You need to do a little more careful reading, too.

Note the "iron triangle" comment: "Virtually all entities require these four, even if links between them are not explicitly shown".

Of COURSE it's simplistic! It's only one crummy sheet of paper, for gosh sakes.

-- bw (home@puget.sound), August 04, 1999.


Any "domino" model is utterly flawed. It concentrates on the multiplicative effects (A causes B and C and D) and ignores network redundancy effects (for Z to fail requires that W, X and Y all fail at once). A correct analysis would include both, except that you rapidly discover that it's a monster problem. And then you'd have to include time factors, like exhaustion of stocks (negative) and things being mended or bypassed by human adaptation (positive).

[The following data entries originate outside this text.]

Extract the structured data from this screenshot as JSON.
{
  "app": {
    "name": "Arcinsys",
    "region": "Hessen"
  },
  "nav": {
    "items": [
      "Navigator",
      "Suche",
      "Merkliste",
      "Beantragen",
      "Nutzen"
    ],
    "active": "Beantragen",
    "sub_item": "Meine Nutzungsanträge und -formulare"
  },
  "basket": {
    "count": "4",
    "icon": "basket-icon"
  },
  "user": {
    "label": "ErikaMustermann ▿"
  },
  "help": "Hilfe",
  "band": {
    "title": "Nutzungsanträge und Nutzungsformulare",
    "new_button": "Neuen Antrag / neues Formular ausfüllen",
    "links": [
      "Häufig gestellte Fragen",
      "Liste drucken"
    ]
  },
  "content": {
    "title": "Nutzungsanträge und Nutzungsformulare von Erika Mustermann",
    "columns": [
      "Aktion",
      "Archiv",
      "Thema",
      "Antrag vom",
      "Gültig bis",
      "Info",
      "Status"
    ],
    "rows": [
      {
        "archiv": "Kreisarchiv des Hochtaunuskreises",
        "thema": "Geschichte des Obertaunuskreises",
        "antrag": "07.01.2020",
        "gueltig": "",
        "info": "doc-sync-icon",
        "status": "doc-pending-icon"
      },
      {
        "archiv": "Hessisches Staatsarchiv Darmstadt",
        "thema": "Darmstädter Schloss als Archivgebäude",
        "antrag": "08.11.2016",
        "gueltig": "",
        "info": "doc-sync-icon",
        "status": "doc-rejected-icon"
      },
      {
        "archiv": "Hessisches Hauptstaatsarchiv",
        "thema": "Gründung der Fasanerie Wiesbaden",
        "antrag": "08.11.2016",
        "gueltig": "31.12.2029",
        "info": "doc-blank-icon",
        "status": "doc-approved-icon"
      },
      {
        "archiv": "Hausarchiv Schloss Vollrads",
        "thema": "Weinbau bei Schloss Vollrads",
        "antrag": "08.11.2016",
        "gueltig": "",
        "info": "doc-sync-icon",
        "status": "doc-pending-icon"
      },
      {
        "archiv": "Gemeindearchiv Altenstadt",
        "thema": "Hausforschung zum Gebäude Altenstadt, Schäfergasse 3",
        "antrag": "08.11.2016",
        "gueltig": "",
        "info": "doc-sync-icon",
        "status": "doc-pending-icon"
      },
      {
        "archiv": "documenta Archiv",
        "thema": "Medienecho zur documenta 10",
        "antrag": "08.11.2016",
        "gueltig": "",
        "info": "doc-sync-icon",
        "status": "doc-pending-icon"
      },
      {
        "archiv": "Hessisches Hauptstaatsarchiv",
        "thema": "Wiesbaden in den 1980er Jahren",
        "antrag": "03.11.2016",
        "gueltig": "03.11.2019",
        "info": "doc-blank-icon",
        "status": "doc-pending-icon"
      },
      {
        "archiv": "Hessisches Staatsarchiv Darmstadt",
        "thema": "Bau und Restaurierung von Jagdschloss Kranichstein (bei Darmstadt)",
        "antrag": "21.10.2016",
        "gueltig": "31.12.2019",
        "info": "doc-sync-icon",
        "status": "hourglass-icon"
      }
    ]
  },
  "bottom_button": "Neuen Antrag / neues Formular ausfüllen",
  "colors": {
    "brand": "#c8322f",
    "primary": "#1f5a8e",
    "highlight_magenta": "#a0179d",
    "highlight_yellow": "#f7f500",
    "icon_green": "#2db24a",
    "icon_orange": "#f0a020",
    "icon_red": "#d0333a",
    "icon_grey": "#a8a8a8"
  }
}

Network analysis is a complex, largely unsolved problem, even for fully deterministic things like telecomms. Economics is "the dismal science" because prediction of the behaviour of a network that has human beings as its principals is probably impossible.

-- Nigel Arnot (nra@maxwell.ph.kcl.ac.uk), August 05, 1999.


The value of both the domino site and the dependency map are that they help people think about the problem. Two drawbacks of the domino site are that you have to have web access and go to that site to run it, and the logic is a black box so you don't understand what the engine is doing. The dependency map lets you juggle these variables in your head, and helps you envision the links. Neither one is even close to a full picture.

By the time you get to the domino site, you already get it. The dependency map (and the back side of that page, linked above), is good for DGIs, because it requires no PC, no web address. I can hand this out to a couple dozen PC-phobics in a church meeting room, and within 30 seconds they can see that we are in serious trouble.

The Techno-Economic Engine (second link above) DOES take into account the time factor and the community attitude, both before the rollover and afterward.

I think the human brain can absorb much more information, and more complex linkages, than we are able to represent in any one medium. Both the domino site and the dependency map can really do no more than give a skeleton for those links, and let people go on from there.